Diálogos possíveis entre Ensino de Gênero e História da Ciência

Reconhece-se que a escola não é o único espaço de aprendizagem, a educação pode ocorrer também em situações não formal de ensino, como uma atividade complementar e ampliada aos parâmetros curriculares nacional de ensino (PCNs), como previsto em relatório da Unesco

Diálogos possíveis entre Ensino de Gênero e História da Ciência

Andréia Moreira da Silva – discente do Programa de Pós Graduação em Ensino das Ciências/UFABC

Ana Maria Dietrich – Docente da UFABC

 

Reconhece-se que a escola não é o único espaço de aprendizagem, a educação pode ocorrer também em situações não formal de ensino, como uma atividade complementar e ampliada aos parâmetros curriculares nacional de ensino (PCNs), como previsto em relatório da Unesco:

“A educação não formal, apesar das impressões contrárias, não constitui um sistema distinto e separado de educação, paralelo ao sistema formal de educação. É qualquer atividade educacional organizada, sistemática, desenvolvida fora do âmbito do sistema formal, que visa a oferecer tipos selecionados de aprendizagem a subgrupos específicos da população, tanto adultos como crianças. Assim definida, a educação não formal inclui, por exemplo, extensão rural e programas de treinamento de agricultores, programas de alfabetização de adultos, ensino profissionalizante oferecido fora do sistema formal, clubes de jovens com finalidade substancialmente educacional, e vários programas comunitários de capacitação em saúde, nutrição, planejamento familiar, cooperativas etc.” (UNESCO, 2010).

Dentro desse escopo nosso viés de ensino é a capacitação em saúde, com oficinas direcionadas para alunos do 9° do ensino fundamental, tendo como temática prevenção dos ricos que envolvem o adolescente e as questões de gênero. Essas oficinas têm o anseio de que o adolescente seja provocado a pensar sobre a própria identidade de gênero, aproximando as informações científicas de seu meio cultural e de seu cotidiano.

Essa atividade contempla o que está previsto nos PCNs sobre o tema orientação sexual;

“O tema Orientação Sexual deve se organizar para que os alunos, ao fim do ensino Fundamental, sejam capazes de: respeitar a diversidade de valores, crenças e comportamentos existentes e relativos à sexualidade, desde que seja garantida a dignidade do ser humano; compreender a busca de prazer como uma dimensão saudável da sexualidade humana; conhecer seu corpo, valorizar e cuidar de sua saúde como condição necessária para usufruir de prazer sexual; reconhecer como determinações culturais as características socialmente atribuídas ao masculino e ao feminino, posicionando-se contra discriminações a eles associadas; identificar e expressar seus sentimentos e desejos, respeitando os sentimentos e desejos do outro; proteger-se de relacionamentos sexuais coercitivos ou exploradores; reconhecer o consentimento mútuo como necessário para usufruir de prazer numa relação a dois; desenvolver consciência crítica e tomar decisões responsáveis a respeito de sua sexualidade.” (PCNs, 1997, vol.10).

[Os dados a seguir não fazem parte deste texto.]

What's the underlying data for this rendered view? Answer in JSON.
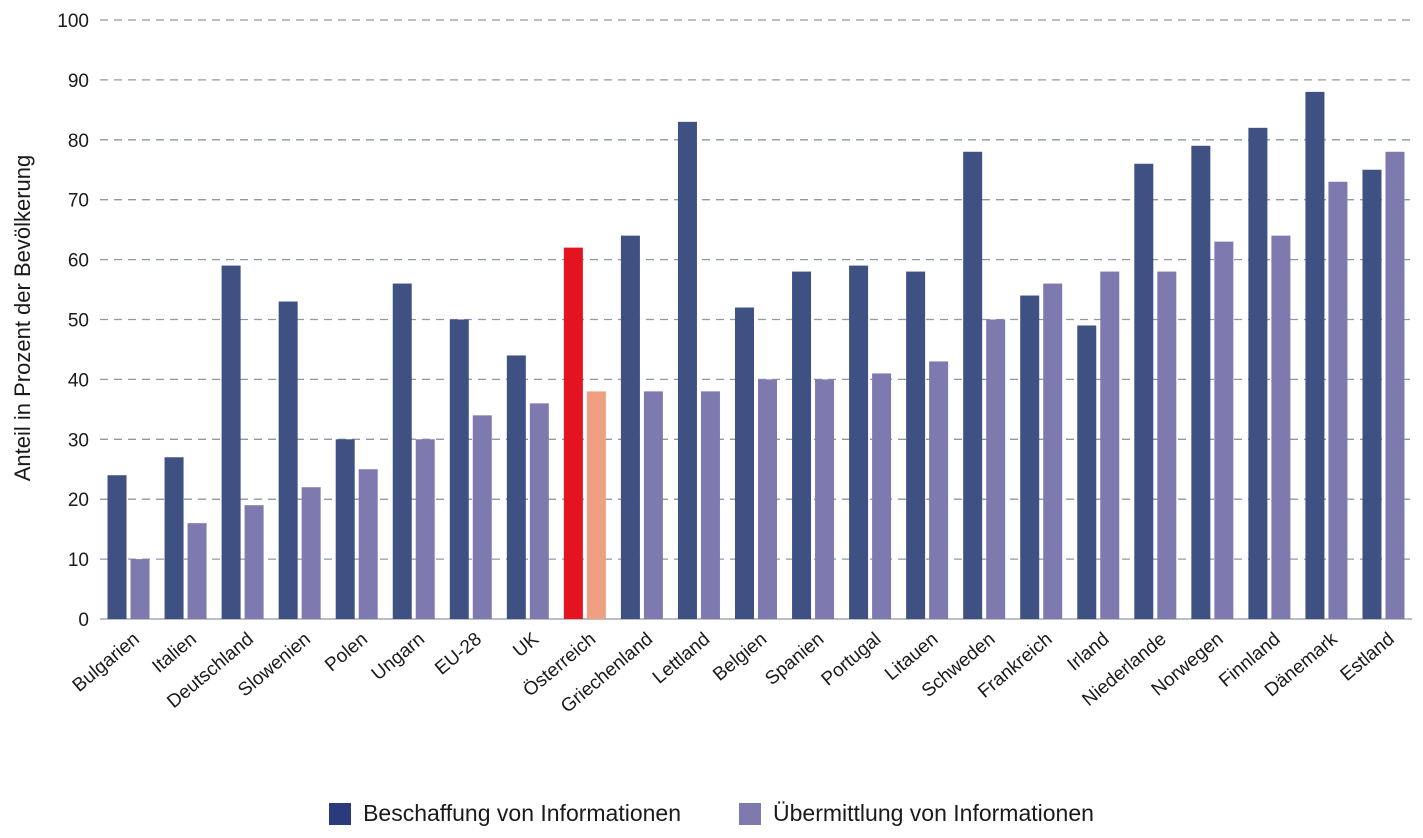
{
  "chart_data": {
    "type": "bar",
    "ylabel": "Anteil in Prozent der Bevölkerung",
    "ylim": [
      0,
      100
    ],
    "yticks": [
      0,
      10,
      20,
      30,
      40,
      50,
      60,
      70,
      80,
      90,
      100
    ],
    "grid": true,
    "legend_position": "bottom",
    "categories": [
      "Bulgarien",
      "Italien",
      "Deutschland",
      "Slowenien",
      "Polen",
      "Ungarn",
      "EU-28",
      "UK",
      "Österreich",
      "Griechenland",
      "Lettland",
      "Belgien",
      "Spanien",
      "Portugal",
      "Litauen",
      "Schweden",
      "Frankreich",
      "Irland",
      "Niederlande",
      "Norwegen",
      "Finnland",
      "Dänemark",
      "Estland"
    ],
    "highlight_category": "Österreich",
    "series": [
      {
        "name": "Beschaffung von Informationen",
        "color": "#3f5083",
        "highlight_color": "#e3141f",
        "values": [
          24,
          27,
          59,
          53,
          30,
          56,
          50,
          44,
          62,
          64,
          83,
          52,
          58,
          59,
          58,
          78,
          54,
          49,
          76,
          79,
          82,
          88,
          75
        ]
      },
      {
        "name": "Übermittlung von Informationen",
        "color": "#7e7aaf",
        "highlight_color": "#ef9f82",
        "values": [
          10,
          16,
          19,
          22,
          25,
          30,
          34,
          36,
          38,
          38,
          38,
          40,
          40,
          41,
          43,
          50,
          56,
          58,
          58,
          63,
          64,
          73,
          78
        ]
      }
    ]
  },
  "legend": {
    "items": [
      {
        "label": "Beschaffung von Informationen",
        "color": "#2b3a7c"
      },
      {
        "label": "Übermittlung von Informationen",
        "color": "#7e7aaf"
      }
    ]
  }
}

Diálogos possíveis entre Ensino de Gênero e História da Ciência Esse trabalho vem sendo desenvolvido desde 2014 pela secretaria de saúde da prefeitura de Santo André, em escolas nos períodos fora da aula regulamentar nos pátios e áreas livres dessas escolas. Sempre a pedido da coordenação e corpo docente das escolas, por não alcançarem a abordagem do tema de forma satisfatória. Essa trajetória gerou muitos questionamentos quanto à sua prática e eficácia, resultando em um projeto de pesquisa, causando o seguinte questionamento que norteou a pesquisa: O quanto a educação não formal contribui para o ensino de gênero?

A partir desse cenário pretende-se analisar os diálogos possíveis entre da História da Ciência e o Ensino de Gênero através da Educação não Formal.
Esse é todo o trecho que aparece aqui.